Сутулые фонари обступали детскую игровую площадку с резиновым дёрном и полимерным песком. Между горками, клетями и качелями одиноко росла скамья, на которой сейчас точно галки расселись нетрезвые девицы. Парни рядом – на кортах. Тут же на разбухшем от росы тесте салфеток валялись яблоки, бекон и салат. Айфоны мерцали в руках. Под лавкой полнел пакет с мусором. Нутро рюкзачка с лежавшей на дне бутылкой виски ополаскивало синеватым электрическим светом, когда её доставали. Пели матерные песни; смеялись, перекрикивая друг друга; расплёскивали содержимое пластиковых стакашек: компания – человек семь-восемь, гайз/гёрлз. Девицы уже доходили. Одна поминутно задирала юбку, демонстрируя всем места комариных укусов. Другая скандировала с экрана чужие стихи. Третья неустанно рассказывала о каких-то своих друзьях, которые «очень крутые». С краю, на спинке скамьи с неизменной сигаретой меж пальцев сидела и ты. Ты была в лёгком, светло-коричневом, - в искусственном свете оно виделось мне голубым, - платье. Ты была пьяной, и это было заметно. Я улыбался, возводя тайный взгляд к твоим тёмным локонам, к обнажённым плечам и коленям. Кто-то опять захотел поорать, и мы вновь перетрясли знакомые песни, десятки песен. И даже это пустяшное, как казалось, занятие, служило моим интересам. Я всё обращал себе на пользу в тот вечер.
Разговор увлекает только тогда, когда он наполнен смыслом, то есть если он имеет какую-то ощутимую цель. Значит любую беседу ведёт тот, у кого есть цель. О, этот вечер! Лишь я один знал свою цель и целью моей была ты. Открыто идущий к цели невольно навязывает её остальным. Поэтому всякая цель предполагает конфликт. Я знал это и создал полый конфликт.
Ты учуяла запах солёности, когда они, подпитываемые моими лестными речами, вдруг разом заспорили о чём-то несущественном. И вот, словно мы выпорхнули из тел и, уйдя на мгновение во тьму, сообщили друг другу свои сокровенные мысли, ты мимолётно мне улыбнулась. Я понял: ты готова мне вверить себя, если не душу, то тело уже наверное.
А вискарь искрился в луче фонарного света, часики тикали, мат не стихал.

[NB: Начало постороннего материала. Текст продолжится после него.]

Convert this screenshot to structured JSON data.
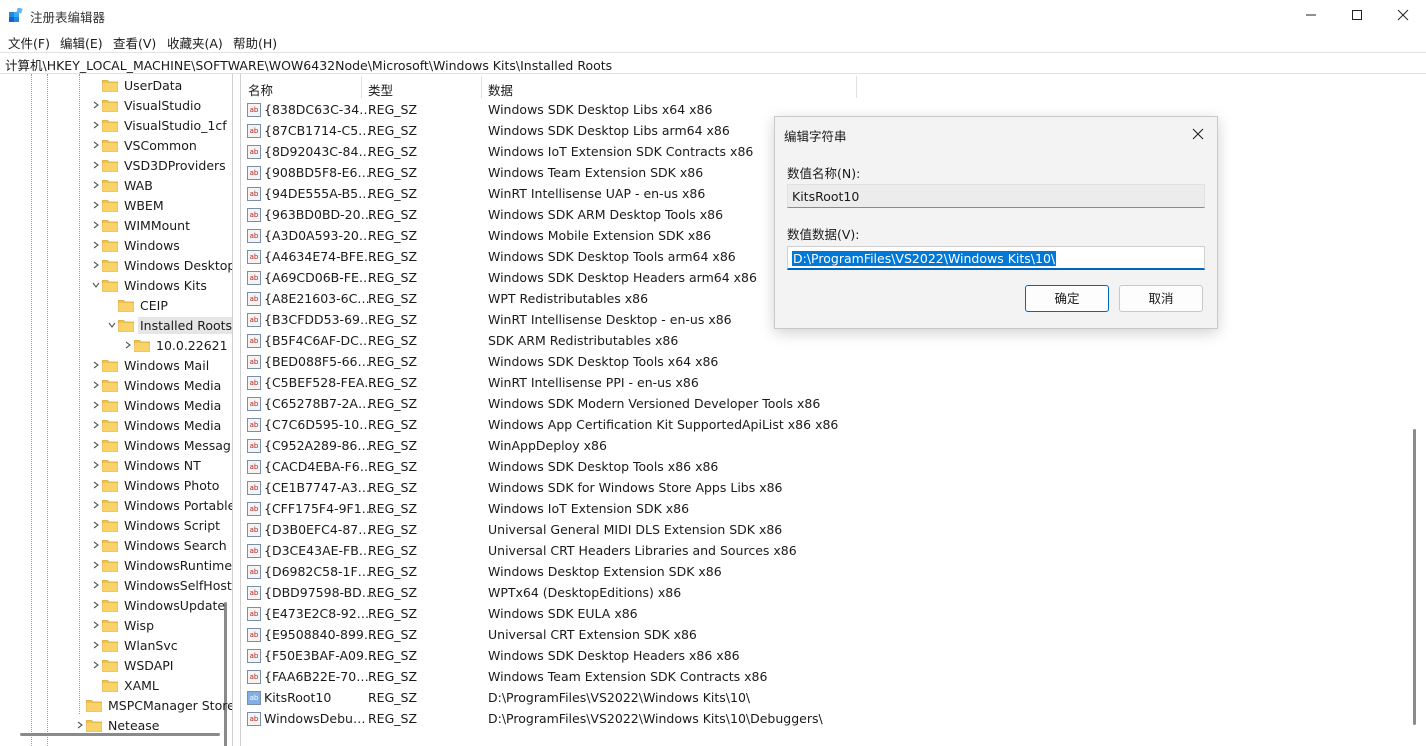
{
  "window": {
    "title": "注册表编辑器",
    "minimize": "—",
    "maximize": "☐",
    "close": "✕"
  },
  "menu": [
    "文件(F)",
    "编辑(E)",
    "查看(V)",
    "收藏夹(A)",
    "帮助(H)"
  ],
  "address": "计算机\\HKEY_LOCAL_MACHINE\\SOFTWARE\\WOW6432Node\\Microsoft\\Windows Kits\\Installed Roots",
  "tree": [
    {
      "label": "UserData",
      "level": 2,
      "expander": "none"
    },
    {
      "label": "VisualStudio",
      "level": 2,
      "expander": "collapsed"
    },
    {
      "label": "VisualStudio_1cf",
      "level": 2,
      "expander": "collapsed"
    },
    {
      "label": "VSCommon",
      "level": 2,
      "expander": "collapsed"
    },
    {
      "label": "VSD3DProviders",
      "level": 2,
      "expander": "collapsed"
    },
    {
      "label": "WAB",
      "level": 2,
      "expander": "collapsed"
    },
    {
      "label": "WBEM",
      "level": 2,
      "expander": "collapsed"
    },
    {
      "label": "WIMMount",
      "level": 2,
      "expander": "collapsed"
    },
    {
      "label": "Windows",
      "level": 2,
      "expander": "collapsed"
    },
    {
      "label": "Windows Desktop",
      "level": 2,
      "expander": "collapsed"
    },
    {
      "label": "Windows Kits",
      "level": 2,
      "expander": "expanded"
    },
    {
      "label": "CEIP",
      "level": 3,
      "expander": "none"
    },
    {
      "label": "Installed Roots",
      "level": 3,
      "expander": "expanded",
      "selected": true
    },
    {
      "label": "10.0.22621",
      "level": 4,
      "expander": "collapsed"
    },
    {
      "label": "Windows Mail",
      "level": 2,
      "expander": "collapsed"
    },
    {
      "label": "Windows Media",
      "level": 2,
      "expander": "collapsed"
    },
    {
      "label": "Windows Media",
      "level": 2,
      "expander": "collapsed"
    },
    {
      "label": "Windows Media",
      "level": 2,
      "expander": "collapsed"
    },
    {
      "label": "Windows Messaging",
      "level": 2,
      "expander": "collapsed"
    },
    {
      "label": "Windows NT",
      "level": 2,
      "expander": "collapsed"
    },
    {
      "label": "Windows Photo",
      "level": 2,
      "expander": "collapsed"
    },
    {
      "label": "Windows Portable",
      "level": 2,
      "expander": "collapsed"
    },
    {
      "label": "Windows Script",
      "level": 2,
      "expander": "collapsed"
    },
    {
      "label": "Windows Search",
      "level": 2,
      "expander": "collapsed"
    },
    {
      "label": "WindowsRuntime",
      "level": 2,
      "expander": "collapsed"
    },
    {
      "label": "WindowsSelfHost",
      "level": 2,
      "expander": "collapsed"
    },
    {
      "label": "WindowsUpdate",
      "level": 2,
      "expander": "collapsed"
    },
    {
      "label": "Wisp",
      "level": 2,
      "expander": "collapsed"
    },
    {
      "label": "WlanSvc",
      "level": 2,
      "expander": "collapsed"
    },
    {
      "label": "WSDAPI",
      "level": 2,
      "expander": "collapsed"
    },
    {
      "label": "XAML",
      "level": 2,
      "expander": "none"
    },
    {
      "label": "MSPCManager Store",
      "level": 1,
      "expander": "none"
    },
    {
      "label": "Netease",
      "level": 1,
      "expander": "collapsed"
    }
  ],
  "columns": {
    "name": "名称",
    "type": "类型",
    "data": "数据"
  },
  "values": [
    {
      "icon": "string",
      "name": "{838DC63C-34…",
      "type": "REG_SZ",
      "data": "Windows SDK Desktop Libs x64 x86"
    },
    {
      "icon": "string",
      "name": "{87CB1714-C5…",
      "type": "REG_SZ",
      "data": "Windows SDK Desktop Libs arm64 x86"
    },
    {
      "icon": "string",
      "name": "{8D92043C-84…",
      "type": "REG_SZ",
      "data": "Windows IoT Extension SDK Contracts x86"
    },
    {
      "icon": "string",
      "name": "{908BD5F8-E6…",
      "type": "REG_SZ",
      "data": "Windows Team Extension SDK x86"
    },
    {
      "icon": "string",
      "name": "{94DE555A-B5…",
      "type": "REG_SZ",
      "data": "WinRT Intellisense UAP - en-us x86"
    },
    {
      "icon": "string",
      "name": "{963BD0BD-20…",
      "type": "REG_SZ",
      "data": "Windows SDK ARM Desktop Tools x86"
    },
    {
      "icon": "string",
      "name": "{A3D0A593-20…",
      "type": "REG_SZ",
      "data": "Windows Mobile Extension SDK x86"
    },
    {
      "icon": "string",
      "name": "{A4634E74-BFE…",
      "type": "REG_SZ",
      "data": "Windows SDK Desktop Tools arm64 x86"
    },
    {
      "icon": "string",
      "name": "{A69CD06B-FE…",
      "type": "REG_SZ",
      "data": "Windows SDK Desktop Headers arm64 x86"
    },
    {
      "icon": "string",
      "name": "{A8E21603-6C…",
      "type": "REG_SZ",
      "data": "WPT Redistributables x86"
    },
    {
      "icon": "string",
      "name": "{B3CFDD53-69…",
      "type": "REG_SZ",
      "data": "WinRT Intellisense Desktop - en-us x86"
    },
    {
      "icon": "string",
      "name": "{B5F4C6AF-DC…",
      "type": "REG_SZ",
      "data": "SDK ARM Redistributables x86"
    },
    {
      "icon": "string",
      "name": "{BED088F5-66…",
      "type": "REG_SZ",
      "data": "Windows SDK Desktop Tools x64 x86"
    },
    {
      "icon": "string",
      "name": "{C5BEF528-FEA…",
      "type": "REG_SZ",
      "data": "WinRT Intellisense PPI - en-us x86"
    },
    {
      "icon": "string",
      "name": "{C65278B7-2A…",
      "type": "REG_SZ",
      "data": "Windows SDK Modern Versioned Developer Tools x86"
    },
    {
      "icon": "string",
      "name": "{C7C6D595-10…",
      "type": "REG_SZ",
      "data": "Windows App Certification Kit SupportedApiList x86 x86"
    },
    {
      "icon": "string",
      "name": "{C952A289-86…",
      "type": "REG_SZ",
      "data": "WinAppDeploy x86"
    },
    {
      "icon": "string",
      "name": "{CACD4EBA-F6…",
      "type": "REG_SZ",
      "data": "Windows SDK Desktop Tools x86 x86"
    },
    {
      "icon": "string",
      "name": "{CE1B7747-A3…",
      "type": "REG_SZ",
      "data": "Windows SDK for Windows Store Apps Libs x86"
    },
    {
      "icon": "string",
      "name": "{CFF175F4-9F1…",
      "type": "REG_SZ",
      "data": "Windows IoT Extension SDK x86"
    },
    {
      "icon": "string",
      "name": "{D3B0EFC4-87…",
      "type": "REG_SZ",
      "data": "Universal General MIDI DLS Extension SDK x86"
    },
    {
      "icon": "string",
      "name": "{D3CE43AE-FB…",
      "type": "REG_SZ",
      "data": "Universal CRT Headers Libraries and Sources x86"
    },
    {
      "icon": "string",
      "name": "{D6982C58-1F…",
      "type": "REG_SZ",
      "data": "Windows Desktop Extension SDK x86"
    },
    {
      "icon": "string",
      "name": "{DBD97598-BD…",
      "type": "REG_SZ",
      "data": "WPTx64 (DesktopEditions) x86"
    },
    {
      "icon": "string",
      "name": "{E473E2C8-92…",
      "type": "REG_SZ",
      "data": "Windows SDK EULA x86"
    },
    {
      "icon": "string",
      "name": "{E9508840-899…",
      "type": "REG_SZ",
      "data": "Universal CRT Extension SDK x86"
    },
    {
      "icon": "string",
      "name": "{F50E3BAF-A09…",
      "type": "REG_SZ",
      "data": "Windows SDK Desktop Headers x86 x86"
    },
    {
      "icon": "string",
      "name": "{FAA6B22E-70…",
      "type": "REG_SZ",
      "data": "Windows Team Extension SDK Contracts x86"
    },
    {
      "icon": "string-blue",
      "name": "KitsRoot10",
      "type": "REG_SZ",
      "data": "D:\\ProgramFiles\\VS2022\\Windows Kits\\10\\"
    },
    {
      "icon": "string",
      "name": "WindowsDebu…",
      "type": "REG_SZ",
      "data": "D:\\ProgramFiles\\VS2022\\Windows Kits\\10\\Debuggers\\"
    }
  ],
  "dialog": {
    "title": "编辑字符串",
    "close": "✕",
    "name_label": "数值名称(N):",
    "name_value": "KitsRoot10",
    "data_label": "数值数据(V):",
    "data_value": "D:\\ProgramFiles\\VS2022\\Windows Kits\\10\\",
    "ok": "确定",
    "cancel": "取消"
  },
  "colors": {
    "accent": "#0067c0",
    "selection": "#0078d7",
    "folder": "#f2c14e",
    "folder_dark": "#d9a22e"
  }
}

Горели звёзды и окна в многоэтажке напротив. Ночь была до бесстыдства знойной. Жизнь нам лгала о себе, как о чистой и светлой. Никому не нужное счастье, казалось, лежало в кустах. Мы ждали момента, чтобы уйти и вот мир зазвучал: скрип раздавленного стекла; кричалки фанатов; суетный говор подруг и твой близкий шёпот: «Пойдём…»
Было душно. Мы шагали по пустынному саду. Ветви деревьев клонились над тротуаром, сплетались узлами, стараясь заключить нас в объятия. Я обнял тебя, и ты рассмеялась, и смех твой чудесным образом вынес нас на проезжую часть - она, хотя на дороге никого не было, всё ещё дышала теплом. За тротуаром блевал, лежа в траве, юный романтик. Две невзрослые барышни держали его голову над землёй, а небо осыпало их огоньками звёзд. Проходя, мы услышали: «Не слишком приятная картина, правда?..»
На светофоре я поймал-таки твои губы, сухие, горячие, со вкусом вина и дыма. Нам нужен был ночной магазин – хотелось курить. Но была уже глубокая ночь. Потом тебе позвонили и ты, поскольку у тебя девять жизней, замедлила шаг, дабы избежать случайного вторжения моего в ту другую реальность, где ты, возможно, играла роль невинной прислужницы или благодарной дочери. Однако, разговор был не долог и скоро мы уже снова шли рядом. Я опустил руку на талию и провёл ниже, вдоль упрямых бедёр. Ты сказала:
- Тебе повезло, конечно, мой хороший. Я сегодня рассорилась со своим парнем, но-о… я ещё могу уйти.
Я коснулся твоих волос, а ты смирила улыбку. Шли вдоль немого проспекта. Жаркая ночь шевелила листву в кронах.